ラ・フォル・ジュルネ・オ・ジャポン「熱狂の日」音楽祭2017
『LA DANSE(ラ・ダンス)』舞曲の祭典
公演番号143

指揮:井上道義
新日本フィルハーモニー交響楽団

マリンバ:安倍圭子

伊福部昭:日本組曲~盆踊り、演伶(ながし)、佞武多(ねぶた)
伊福部昭:オーケストラとマリンバのためのラウダ・コンチェルタータ

大音響と、鮮烈なリズムと、マエストロが「農耕民族の泥の音楽」と語った粘りが炸裂した好演、熱演でした。

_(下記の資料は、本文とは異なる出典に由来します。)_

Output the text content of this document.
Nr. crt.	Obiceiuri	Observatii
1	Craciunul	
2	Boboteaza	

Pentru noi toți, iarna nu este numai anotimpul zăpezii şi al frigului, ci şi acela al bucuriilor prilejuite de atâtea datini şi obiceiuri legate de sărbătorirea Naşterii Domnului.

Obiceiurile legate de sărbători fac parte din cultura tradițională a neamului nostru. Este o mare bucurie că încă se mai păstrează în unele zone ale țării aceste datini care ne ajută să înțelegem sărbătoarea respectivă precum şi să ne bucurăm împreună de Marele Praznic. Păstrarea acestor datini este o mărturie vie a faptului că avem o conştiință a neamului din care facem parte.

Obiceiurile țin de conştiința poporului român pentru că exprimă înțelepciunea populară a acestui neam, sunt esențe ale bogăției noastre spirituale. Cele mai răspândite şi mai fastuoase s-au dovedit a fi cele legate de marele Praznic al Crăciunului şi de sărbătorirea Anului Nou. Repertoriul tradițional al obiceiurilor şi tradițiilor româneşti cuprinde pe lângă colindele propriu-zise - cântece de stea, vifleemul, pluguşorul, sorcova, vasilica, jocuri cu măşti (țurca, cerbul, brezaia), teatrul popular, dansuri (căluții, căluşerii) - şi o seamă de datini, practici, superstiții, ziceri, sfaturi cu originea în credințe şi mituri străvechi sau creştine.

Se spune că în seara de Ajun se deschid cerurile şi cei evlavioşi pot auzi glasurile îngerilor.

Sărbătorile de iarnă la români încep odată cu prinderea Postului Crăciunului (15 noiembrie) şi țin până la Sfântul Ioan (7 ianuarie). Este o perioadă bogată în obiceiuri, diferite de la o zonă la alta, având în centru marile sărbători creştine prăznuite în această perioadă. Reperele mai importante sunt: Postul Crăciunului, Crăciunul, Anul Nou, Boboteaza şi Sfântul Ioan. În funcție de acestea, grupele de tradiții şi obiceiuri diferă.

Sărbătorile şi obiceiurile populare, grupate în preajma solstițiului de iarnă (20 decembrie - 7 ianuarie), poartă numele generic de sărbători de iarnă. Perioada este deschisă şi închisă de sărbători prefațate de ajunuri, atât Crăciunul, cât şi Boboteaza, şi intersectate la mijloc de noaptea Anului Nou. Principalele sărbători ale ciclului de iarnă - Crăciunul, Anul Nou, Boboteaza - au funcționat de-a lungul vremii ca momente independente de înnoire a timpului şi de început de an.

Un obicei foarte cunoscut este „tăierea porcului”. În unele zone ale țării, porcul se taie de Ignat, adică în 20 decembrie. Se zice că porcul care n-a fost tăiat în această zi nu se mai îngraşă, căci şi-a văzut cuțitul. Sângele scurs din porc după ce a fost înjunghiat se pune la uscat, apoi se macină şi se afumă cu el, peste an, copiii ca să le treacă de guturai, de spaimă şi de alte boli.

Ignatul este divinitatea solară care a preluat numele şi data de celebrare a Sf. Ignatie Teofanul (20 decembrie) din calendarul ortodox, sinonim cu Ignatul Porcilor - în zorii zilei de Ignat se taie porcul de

最近、錦糸町でも上り調子と思われるNJPが有楽町でも好演したのは慶賀の至り。
豊嶋コンマスの下、首席クラスの大半もいつも通り。
LFJとは言え、伊福部プロで完売になるのなら、錦糸町でもやってみたらいかがでしょう?
客席も大いに湧きました。

安倍圭子さんは随分昔からお名前は知っておりましたが、マエストロのお話しによると、なんと80歳とのこと。
貫禄で、やや太筆の粘りの音色…と思っていたら、最後はシャープな音像も飛び出し、あ、使い分けていらしたのね、失礼しました、という大御所の独奏でした。

伊福部さんの音楽は、日本人として、なんだかホッとするような音楽ですね。